Ab dem Frühjahr wird es laut Kleine-Tebbe auch erst interessant. „Dann lohnt sich der Blick auf die Tabelle, weil Entscheidungen anstehen", sagt er. Bis dahin will der Trainer mit seinem Team „noch ein paar Plätze nach oben klettern". Entscheidend wird es sein, wie der SCP aus den Startlöchern kommt. „Verl II ist gleich zu Beginn ein ziemlich harter Brocken", blickt Kleine-Tebbe mit gemischten Gefühlen auf den Ligastart. Bei der Regionalliga-Reserve wisse man nie, welche Spieler aufliefen. Sicher nicht auflaufen wird Peckelohs Tim Mannek. Der Angreifer wird nach seinem Fußbruch, den er sich – wie berichtet – beim Haller-Kreisblatt-Cup zuzog, zwischen sechs und zehn Wochen pausieren müssen. Und trotz der schweren Verletzung bleibt das Hallenturnier in positiver Erinnerung. „Der Sieg gibt uns Kraft für die Aufgaben in der Rückrunde", sagt Kleine-Tebbe. Seine Mannschaft müsse den Schwung einfach mitnehmen.

Info

SCP-Statistik

Einsätze: Alban Shabani (16), Alexander Bulanov, Robin Steinkamp, Jonas Weißen (alle 15), Daniel Schnadwinkel (14), Gilles Eloy Berger, Kevin Ikeakhe, Jan Luca Felsmann (alle 13), Dennis Schmidt (12), Chris Timke, Sercan Özdil, Tim Mannek, Marvin Heinsch (alle 11), Wojtek Kosecki, Florian Pixa (beide 10), Baris Orhan (9), Klaus-Julius Schick, Nico Wolter (beide 6), Tom Weber (5), Nico Sandkühler, Yannic Dieckmann (beide 3), Emre Tuncbilek (2).

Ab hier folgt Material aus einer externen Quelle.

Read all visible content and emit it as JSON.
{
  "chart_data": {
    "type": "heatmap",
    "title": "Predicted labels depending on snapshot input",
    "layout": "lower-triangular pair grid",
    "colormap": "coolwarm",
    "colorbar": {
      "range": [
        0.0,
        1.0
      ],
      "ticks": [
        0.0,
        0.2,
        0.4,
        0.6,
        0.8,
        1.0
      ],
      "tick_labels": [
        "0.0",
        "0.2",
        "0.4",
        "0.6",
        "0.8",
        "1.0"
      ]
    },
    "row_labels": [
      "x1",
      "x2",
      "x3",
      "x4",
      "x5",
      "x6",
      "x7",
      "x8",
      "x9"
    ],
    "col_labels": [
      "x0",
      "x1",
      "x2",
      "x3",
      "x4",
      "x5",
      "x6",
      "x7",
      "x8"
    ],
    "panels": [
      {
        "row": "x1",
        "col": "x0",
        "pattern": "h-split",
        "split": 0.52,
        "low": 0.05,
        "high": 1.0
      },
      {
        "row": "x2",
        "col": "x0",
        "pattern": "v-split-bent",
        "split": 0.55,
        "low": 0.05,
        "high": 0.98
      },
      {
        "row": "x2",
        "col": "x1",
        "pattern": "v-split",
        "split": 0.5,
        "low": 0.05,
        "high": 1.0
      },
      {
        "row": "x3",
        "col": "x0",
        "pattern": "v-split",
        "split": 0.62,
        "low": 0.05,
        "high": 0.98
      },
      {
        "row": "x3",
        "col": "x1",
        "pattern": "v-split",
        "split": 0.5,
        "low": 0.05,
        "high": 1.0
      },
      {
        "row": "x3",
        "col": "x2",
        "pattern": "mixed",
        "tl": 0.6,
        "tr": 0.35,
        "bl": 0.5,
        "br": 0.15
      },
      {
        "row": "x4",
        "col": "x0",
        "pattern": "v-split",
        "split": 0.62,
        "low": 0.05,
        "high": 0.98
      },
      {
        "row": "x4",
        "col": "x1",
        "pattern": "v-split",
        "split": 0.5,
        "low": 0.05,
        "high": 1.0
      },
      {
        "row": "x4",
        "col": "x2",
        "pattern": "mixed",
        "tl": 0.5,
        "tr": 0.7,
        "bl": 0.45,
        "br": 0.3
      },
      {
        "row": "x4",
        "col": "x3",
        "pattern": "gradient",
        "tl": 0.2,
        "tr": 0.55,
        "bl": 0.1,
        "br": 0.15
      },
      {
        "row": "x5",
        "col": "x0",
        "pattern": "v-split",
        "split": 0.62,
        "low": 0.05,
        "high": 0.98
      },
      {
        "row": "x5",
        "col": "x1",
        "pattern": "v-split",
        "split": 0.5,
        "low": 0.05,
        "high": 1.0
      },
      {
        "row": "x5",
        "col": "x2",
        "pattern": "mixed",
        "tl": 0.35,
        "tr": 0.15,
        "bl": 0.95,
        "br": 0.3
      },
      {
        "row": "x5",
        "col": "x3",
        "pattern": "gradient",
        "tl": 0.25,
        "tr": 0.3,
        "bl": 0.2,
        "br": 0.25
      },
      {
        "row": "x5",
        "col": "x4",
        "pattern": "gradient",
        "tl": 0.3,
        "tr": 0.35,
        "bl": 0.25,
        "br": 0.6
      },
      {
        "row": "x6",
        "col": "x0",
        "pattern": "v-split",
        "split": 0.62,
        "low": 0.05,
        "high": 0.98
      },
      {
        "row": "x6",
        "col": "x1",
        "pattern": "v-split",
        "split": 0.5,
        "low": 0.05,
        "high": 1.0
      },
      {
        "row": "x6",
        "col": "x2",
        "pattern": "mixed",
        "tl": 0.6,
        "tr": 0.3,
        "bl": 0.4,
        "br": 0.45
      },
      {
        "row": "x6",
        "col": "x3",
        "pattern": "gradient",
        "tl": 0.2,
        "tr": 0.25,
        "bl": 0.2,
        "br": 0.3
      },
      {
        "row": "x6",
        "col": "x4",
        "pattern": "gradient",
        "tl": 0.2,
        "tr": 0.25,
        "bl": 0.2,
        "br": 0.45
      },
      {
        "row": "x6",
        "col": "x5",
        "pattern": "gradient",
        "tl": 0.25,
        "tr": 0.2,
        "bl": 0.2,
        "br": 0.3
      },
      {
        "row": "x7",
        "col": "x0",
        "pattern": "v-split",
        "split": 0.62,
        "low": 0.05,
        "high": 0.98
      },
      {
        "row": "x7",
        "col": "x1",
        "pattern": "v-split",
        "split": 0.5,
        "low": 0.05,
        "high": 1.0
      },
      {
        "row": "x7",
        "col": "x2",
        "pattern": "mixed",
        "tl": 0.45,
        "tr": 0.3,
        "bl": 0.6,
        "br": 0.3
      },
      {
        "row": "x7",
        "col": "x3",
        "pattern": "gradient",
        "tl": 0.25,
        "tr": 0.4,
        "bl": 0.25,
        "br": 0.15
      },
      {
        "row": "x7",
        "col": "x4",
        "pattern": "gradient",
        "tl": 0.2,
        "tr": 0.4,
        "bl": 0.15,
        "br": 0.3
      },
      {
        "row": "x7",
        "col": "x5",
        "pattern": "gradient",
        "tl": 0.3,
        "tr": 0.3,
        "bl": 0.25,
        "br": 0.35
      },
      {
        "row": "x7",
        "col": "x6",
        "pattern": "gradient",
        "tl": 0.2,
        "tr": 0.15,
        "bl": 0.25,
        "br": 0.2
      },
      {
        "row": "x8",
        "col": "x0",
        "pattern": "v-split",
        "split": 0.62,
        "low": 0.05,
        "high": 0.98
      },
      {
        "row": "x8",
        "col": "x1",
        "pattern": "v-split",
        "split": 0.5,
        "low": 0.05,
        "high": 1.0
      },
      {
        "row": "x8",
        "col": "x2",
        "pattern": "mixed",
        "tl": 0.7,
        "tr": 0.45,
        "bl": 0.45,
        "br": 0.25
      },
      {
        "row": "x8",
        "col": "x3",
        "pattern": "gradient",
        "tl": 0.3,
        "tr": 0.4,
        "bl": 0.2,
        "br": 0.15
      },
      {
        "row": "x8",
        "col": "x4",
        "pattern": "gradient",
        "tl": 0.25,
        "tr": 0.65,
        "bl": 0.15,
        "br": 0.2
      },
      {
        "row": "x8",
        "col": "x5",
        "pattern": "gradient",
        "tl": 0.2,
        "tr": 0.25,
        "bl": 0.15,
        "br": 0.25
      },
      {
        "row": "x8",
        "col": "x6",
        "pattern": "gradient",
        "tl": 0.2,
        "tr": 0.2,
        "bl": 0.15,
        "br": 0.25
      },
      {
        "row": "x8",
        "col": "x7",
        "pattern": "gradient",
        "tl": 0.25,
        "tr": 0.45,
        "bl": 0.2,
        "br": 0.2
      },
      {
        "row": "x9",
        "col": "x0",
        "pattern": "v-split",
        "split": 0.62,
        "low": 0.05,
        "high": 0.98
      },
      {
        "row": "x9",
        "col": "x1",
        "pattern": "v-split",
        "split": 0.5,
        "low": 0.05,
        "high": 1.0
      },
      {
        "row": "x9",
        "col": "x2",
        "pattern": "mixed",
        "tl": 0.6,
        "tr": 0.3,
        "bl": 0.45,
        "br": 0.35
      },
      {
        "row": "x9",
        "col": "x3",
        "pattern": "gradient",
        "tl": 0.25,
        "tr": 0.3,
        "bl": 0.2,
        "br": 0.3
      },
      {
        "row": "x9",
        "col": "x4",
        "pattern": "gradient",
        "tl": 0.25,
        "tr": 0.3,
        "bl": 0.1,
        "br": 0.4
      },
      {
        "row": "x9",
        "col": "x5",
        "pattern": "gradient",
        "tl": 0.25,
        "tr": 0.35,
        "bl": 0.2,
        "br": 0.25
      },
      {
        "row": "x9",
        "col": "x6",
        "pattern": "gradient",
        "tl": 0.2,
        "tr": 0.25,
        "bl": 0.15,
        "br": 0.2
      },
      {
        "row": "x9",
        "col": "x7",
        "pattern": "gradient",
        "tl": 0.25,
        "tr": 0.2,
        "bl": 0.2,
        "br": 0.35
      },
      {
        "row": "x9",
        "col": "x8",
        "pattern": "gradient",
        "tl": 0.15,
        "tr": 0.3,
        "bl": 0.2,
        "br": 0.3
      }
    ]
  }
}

Tore: Shabani (14), Özdil (5), Mannek (4), Weißen (2), Ikeakhe, Heinsch, Kosecki, Orhan (je 1) plus zwei Eigentore.

SCP-Testspiele

Samstag, 19. Januar: Victoria Clarholz (15 Uhr, Heimspiel).
Sonntag, 20. Januar: Preußen Lengerich (11 Uhr, Heimspiel). 
Samstag, 26. Januar: FC Bad Oeynhausen (15 Uhr, Heimspiel).
Samstag, 2. Februar: Gütersloher TV (Uhrzeit offen, Auswärtsspiel).
Donnerstag, 7. Februar: SW Marienfeld (19 Uhr, Auswärtsspiel). 
Sonntag, 10. Februar: VfL Theesen (Uhrzeit offen, Auswärtsspiel).